Monday, November 4, 2013

This week at the library: airborne hell, David Sedaris, and coffee with evil



Last week I broke off from The City in History to do some light reading, beginning with Phillip Kerr's Hitler's Peace, a bit of speculative historical fiction which will be getting full comments tonight. The novel features an Office of Strategic Services agent accompanying President Roosevelt to the Big Three conference at Tehran in 1943, where he keeps getting arrested after insisting there are German spies at work. Considering the string of murders and catastrophes that follow him and Roosevelt,  he might be on to something.  It's a fun WW2 thriller, but the big attraction is how often the lead character rubs shoulders with titanic personalities --  and not just the Big Three.

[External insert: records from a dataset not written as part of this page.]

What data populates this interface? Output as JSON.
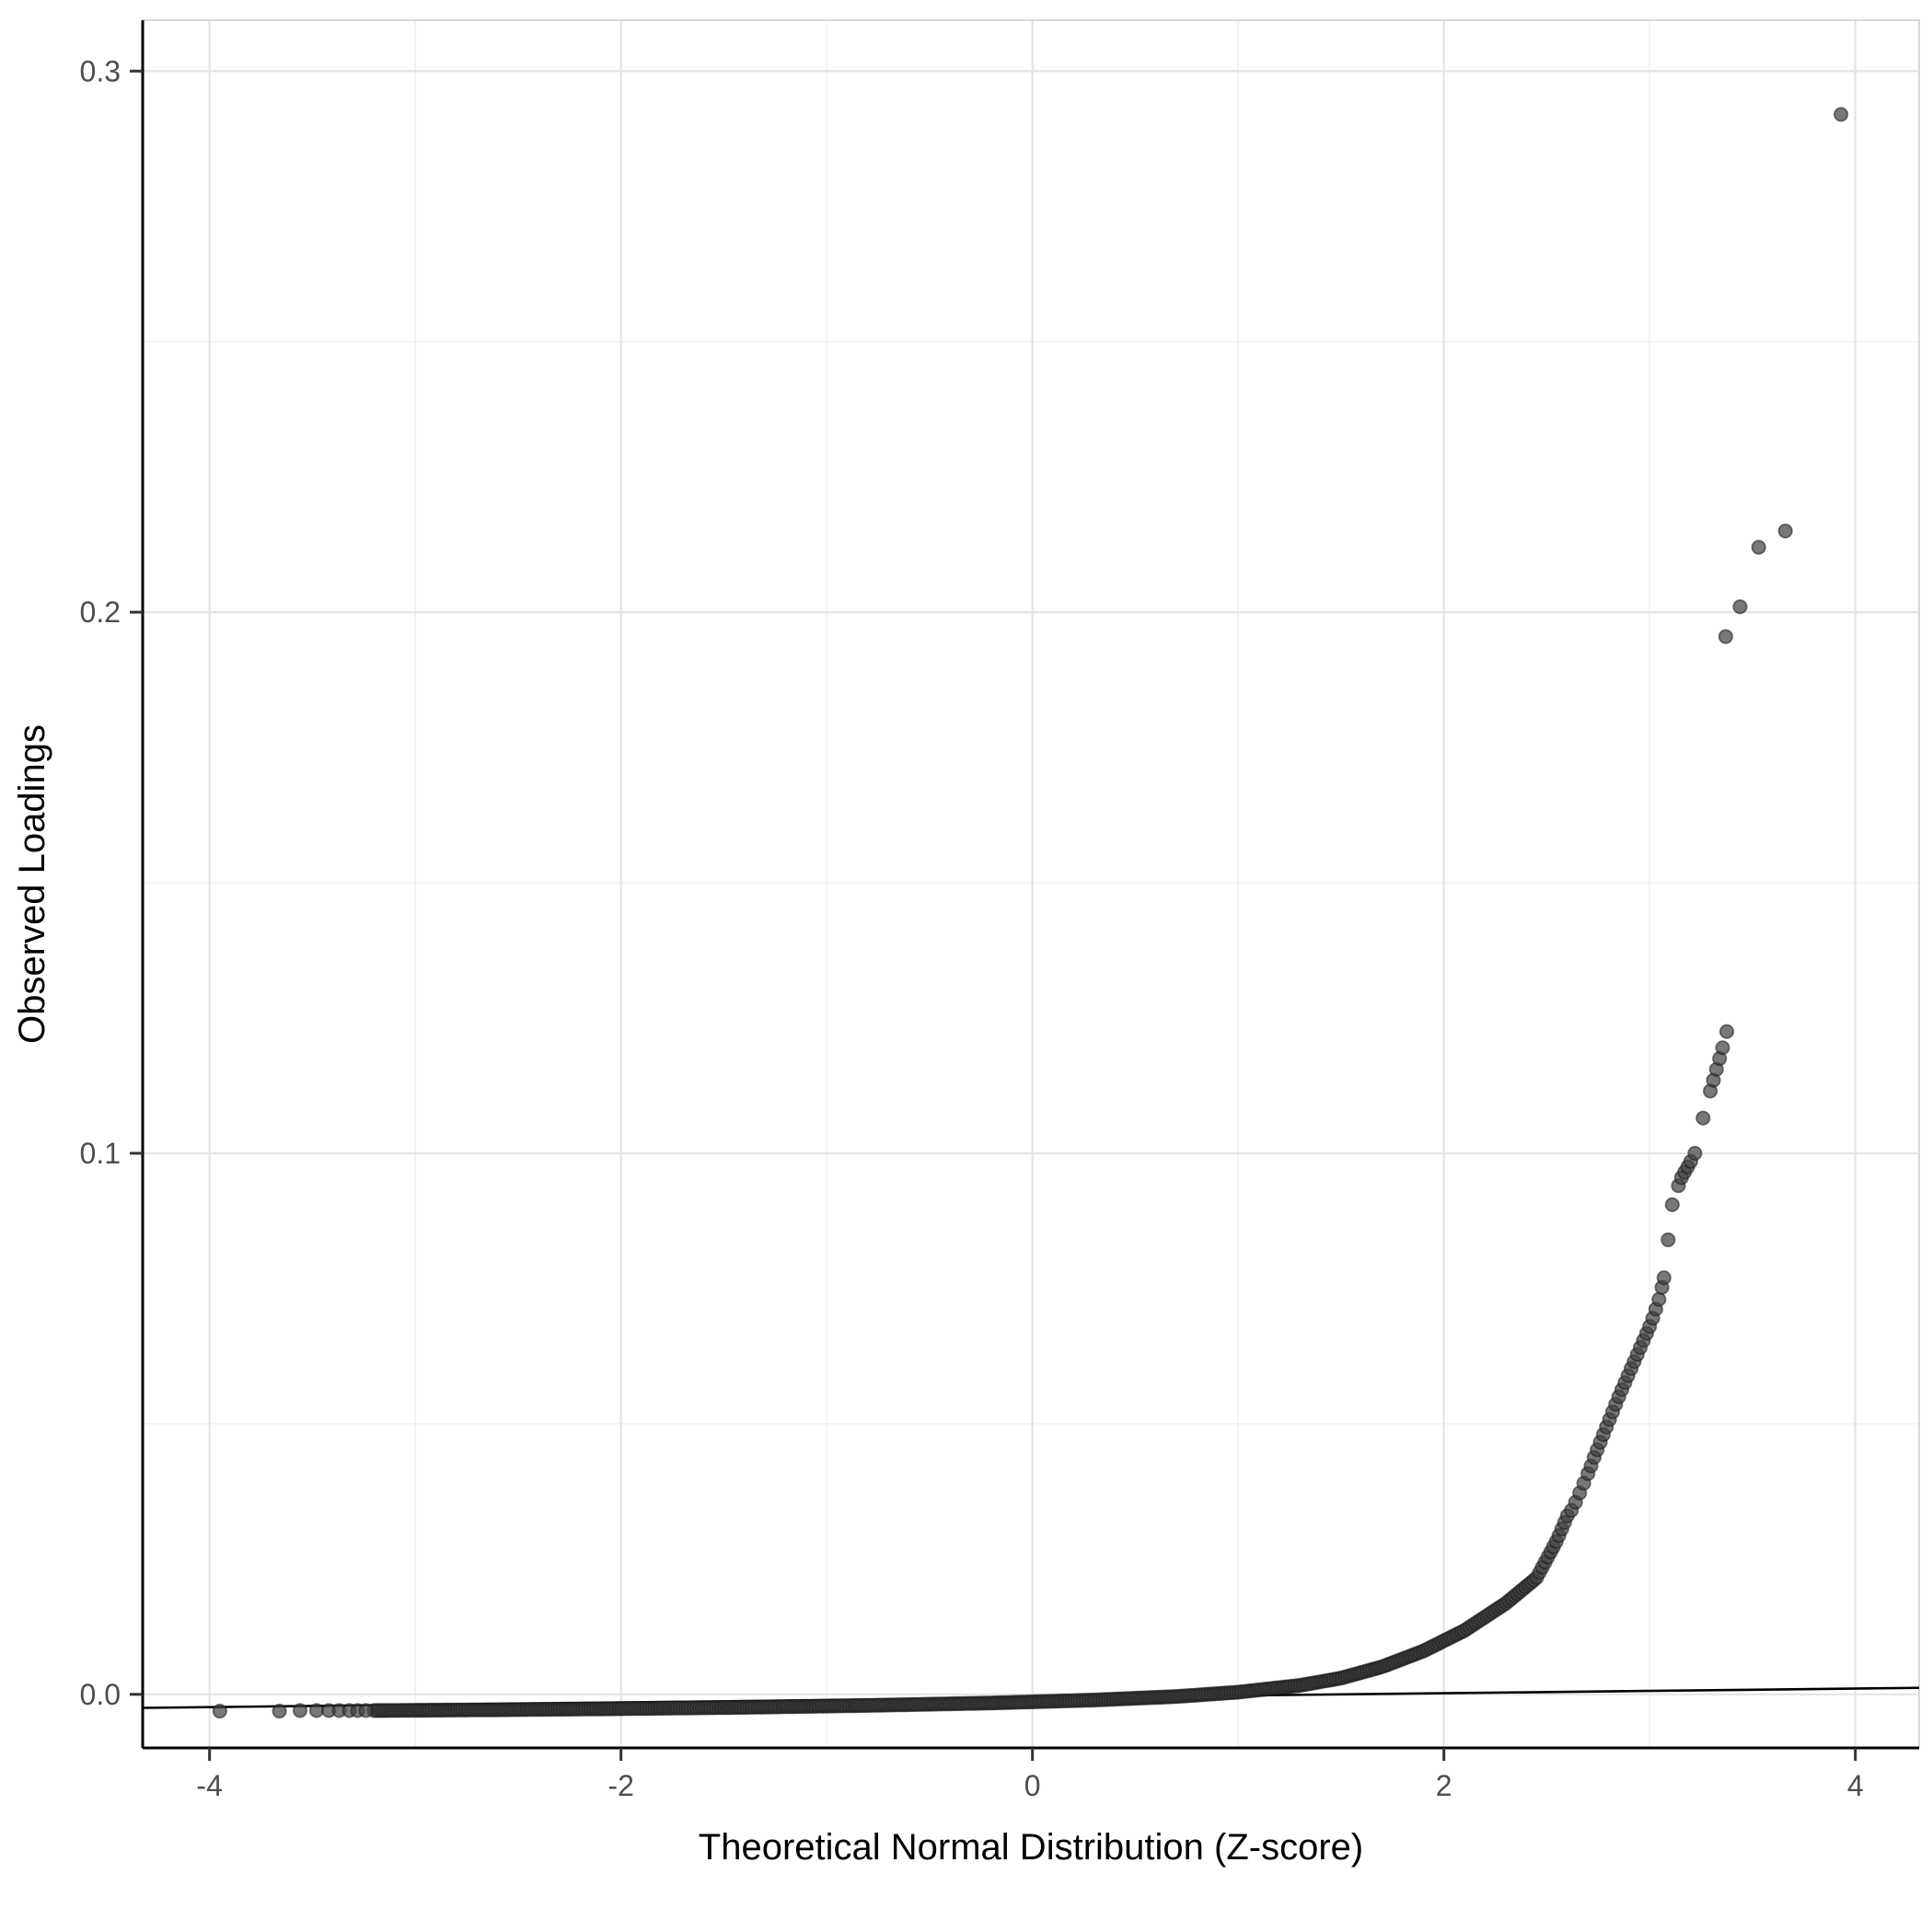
{
  "figure": {
    "background": "#ffffff",
    "panel_border_color": "#d9d9d9",
    "axis_line_color": "#000000",
    "grid_major_color": "#e4e4e4",
    "grid_minor_color": "#f2f2f2",
    "tick_color": "#333333",
    "tick_label_color": "#4d4d4d",
    "title_color": "#000000",
    "point_fill": "#3f3f3f",
    "point_stroke": "#1a1a1a",
    "ref_line_color": "#000000"
  },
  "chart_data": {
    "type": "scatter",
    "title": "",
    "xlabel": "Theoretical Normal Distribution (Z-score)",
    "ylabel": "Observed Loadings",
    "xlim": [
      -4.325,
      4.31
    ],
    "ylim": [
      -0.0099,
      0.3094
    ],
    "grid": true,
    "legend": "none",
    "x_major_ticks": [
      -4,
      -2,
      0,
      2,
      4
    ],
    "x_tick_labels": [
      "-4",
      "-2",
      "0",
      "2",
      "4"
    ],
    "x_minor_ticks": [
      -3,
      -1,
      1,
      3
    ],
    "y_major_ticks": [
      0.0,
      0.1,
      0.2,
      0.3
    ],
    "y_tick_labels": [
      "0.0",
      "0.1",
      "0.2",
      "0.3"
    ],
    "y_minor_ticks": [
      0.05,
      0.15,
      0.25
    ],
    "ref_line": {
      "x1": -4.325,
      "y1": -0.0025,
      "x2": 4.31,
      "y2": 0.0012
    },
    "band": {
      "comment": "dense overlapping QQ-plot body, interpolated between anchors",
      "n": 430,
      "anchors": [
        [
          -3.2,
          -0.003
        ],
        [
          -2.6,
          -0.00285
        ],
        [
          -2.0,
          -0.00265
        ],
        [
          -1.4,
          -0.0024
        ],
        [
          -0.8,
          -0.00205
        ],
        [
          -0.2,
          -0.0016
        ],
        [
          0.3,
          -0.00105
        ],
        [
          0.7,
          -0.0004
        ],
        [
          1.0,
          0.0004
        ],
        [
          1.3,
          0.00165
        ],
        [
          1.5,
          0.003
        ],
        [
          1.7,
          0.0051
        ],
        [
          1.9,
          0.008
        ],
        [
          2.1,
          0.0118
        ],
        [
          2.3,
          0.0168
        ],
        [
          2.45,
          0.0215
        ],
        [
          2.55,
          0.0285
        ],
        [
          2.6,
          0.033
        ]
      ]
    },
    "points": [
      [
        -3.95,
        -0.0031
      ],
      [
        -3.66,
        -0.0031
      ],
      [
        -3.56,
        -0.003
      ],
      [
        -3.48,
        -0.003
      ],
      [
        -3.42,
        -0.003
      ],
      [
        -3.37,
        -0.003
      ],
      [
        -3.32,
        -0.003
      ],
      [
        -3.28,
        -0.003
      ],
      [
        -3.24,
        -0.003
      ],
      [
        2.62,
        0.034
      ],
      [
        2.64,
        0.0355
      ],
      [
        2.66,
        0.0372
      ],
      [
        2.68,
        0.039
      ],
      [
        2.7,
        0.0408
      ],
      [
        2.715,
        0.0422
      ],
      [
        2.73,
        0.0438
      ],
      [
        2.745,
        0.0452
      ],
      [
        2.76,
        0.0466
      ],
      [
        2.775,
        0.048
      ],
      [
        2.79,
        0.0494
      ],
      [
        2.805,
        0.0508
      ],
      [
        2.82,
        0.0522
      ],
      [
        2.835,
        0.0536
      ],
      [
        2.85,
        0.055
      ],
      [
        2.865,
        0.0563
      ],
      [
        2.88,
        0.0576
      ],
      [
        2.895,
        0.0589
      ],
      [
        2.91,
        0.0602
      ],
      [
        2.925,
        0.0615
      ],
      [
        2.94,
        0.0628
      ],
      [
        2.955,
        0.0641
      ],
      [
        2.97,
        0.0654
      ],
      [
        2.985,
        0.0667
      ],
      [
        3.0,
        0.068
      ],
      [
        3.015,
        0.0695
      ],
      [
        3.03,
        0.0712
      ],
      [
        3.045,
        0.073
      ],
      [
        3.06,
        0.0752
      ],
      [
        3.07,
        0.077
      ],
      [
        3.09,
        0.084
      ],
      [
        3.11,
        0.0905
      ],
      [
        3.14,
        0.094
      ],
      [
        3.155,
        0.0955
      ],
      [
        3.17,
        0.0965
      ],
      [
        3.185,
        0.0975
      ],
      [
        3.2,
        0.0985
      ],
      [
        3.22,
        0.1
      ],
      [
        3.26,
        0.1065
      ],
      [
        3.295,
        0.1115
      ],
      [
        3.31,
        0.1135
      ],
      [
        3.325,
        0.1155
      ],
      [
        3.34,
        0.1175
      ],
      [
        3.355,
        0.1195
      ],
      [
        3.375,
        0.1225
      ],
      [
        3.37,
        0.1955
      ],
      [
        3.44,
        0.201
      ],
      [
        3.53,
        0.212
      ],
      [
        3.66,
        0.215
      ],
      [
        3.93,
        0.292
      ]
    ]
  }
}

After that I read through Elliot Hester's Plane Insanity, which collects outrageous tales taken from his years of service as an airline steward. Most of the stories concern the bad behavior of passengers --who break into fist fights and sneak pythons aboard -- though there are some involving the airline crew's own flubs, like the time the author opened an emergency door and witnessed the jump chute (the inflatable tube that allows passengers to escape).   It's an entertaining enough read, though it certainly makes the life of airline service unappealing: Hester's experience reveals  nothing but fourteen-hour days filled with the worst experiences in customer service, with air turbulence thrown into the mix, and a life lived in hotel rooms and buses sometimes enlivened by raucous parties and meaningless sex. Neither Hester nor any of his coworkers seem to take much pleasure, let alone fulfillment, from their jobs.

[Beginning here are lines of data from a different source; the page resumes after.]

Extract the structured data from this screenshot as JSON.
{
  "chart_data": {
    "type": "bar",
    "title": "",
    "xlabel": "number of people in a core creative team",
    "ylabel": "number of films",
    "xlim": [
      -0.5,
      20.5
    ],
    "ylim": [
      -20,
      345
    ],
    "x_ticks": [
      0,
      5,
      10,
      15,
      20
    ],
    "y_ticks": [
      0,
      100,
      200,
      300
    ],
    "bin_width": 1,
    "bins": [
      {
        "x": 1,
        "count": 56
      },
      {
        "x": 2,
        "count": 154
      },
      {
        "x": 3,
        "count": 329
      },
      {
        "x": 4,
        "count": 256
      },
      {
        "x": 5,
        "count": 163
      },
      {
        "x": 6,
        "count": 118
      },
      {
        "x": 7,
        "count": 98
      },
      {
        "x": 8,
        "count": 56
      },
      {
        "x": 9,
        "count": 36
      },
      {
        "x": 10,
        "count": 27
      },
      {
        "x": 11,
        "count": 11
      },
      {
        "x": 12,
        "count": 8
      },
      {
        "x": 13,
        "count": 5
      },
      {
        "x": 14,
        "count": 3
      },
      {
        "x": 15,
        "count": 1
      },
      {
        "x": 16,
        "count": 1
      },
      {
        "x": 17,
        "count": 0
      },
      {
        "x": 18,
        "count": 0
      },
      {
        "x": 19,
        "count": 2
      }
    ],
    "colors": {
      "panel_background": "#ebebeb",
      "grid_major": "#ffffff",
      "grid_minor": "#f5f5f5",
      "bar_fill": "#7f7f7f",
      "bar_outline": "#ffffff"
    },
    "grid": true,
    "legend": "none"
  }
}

After that I enjoyed thoroughly David Sedaris' Lets Explore Diabetes with Owls, a curious collection of essays and short pieces of fiction. The fiction defies classification;  the only stories told are presented as true tales from Sedaris' life (delivered in his dry, inappropriate, and pathos-inspiring way) , but mixed in with them are oddities like a letter written from a lady to her sister, chiding her for giving a pizza coupon as a wedding gift. (Nevermind that  the lady's driving led to her sister being crippled and dumped by her boyfriend, and that said boyfriend just happened to be the man the lady was marrying..) A few of the pieces can be tenatively tied together under the heading travel, but it's largely a collection of miscllenaeous pieces. Sedaris writes on the usual topics: his dyfunctional family, the oddities of life, and the ocassional animal fixation. It's a second-tier Sedaris book, I think; far better than Holidays on Ice, which I read for the Santaland Diaries and nothing else,  but not quite as funny as say, Me Talk Pretty One Day

This week, I am engaged in Sharpe's Siege, where the good rifleman is once again running around doing the impossible with thrilling heroics and not a few one-liners from his compatriots. This one mixes in naval action with the land engagment, and features an American privateer.  So far, so good. Once that's finished I''ll return to The City in History. I think if I can make it to the medieval epoch, I'll be all right.  Waiting in the wings is Wendell Berry's Nathan Coulter, which is not at all as spellbinding as Jayber Crow and Hannah Coulter were.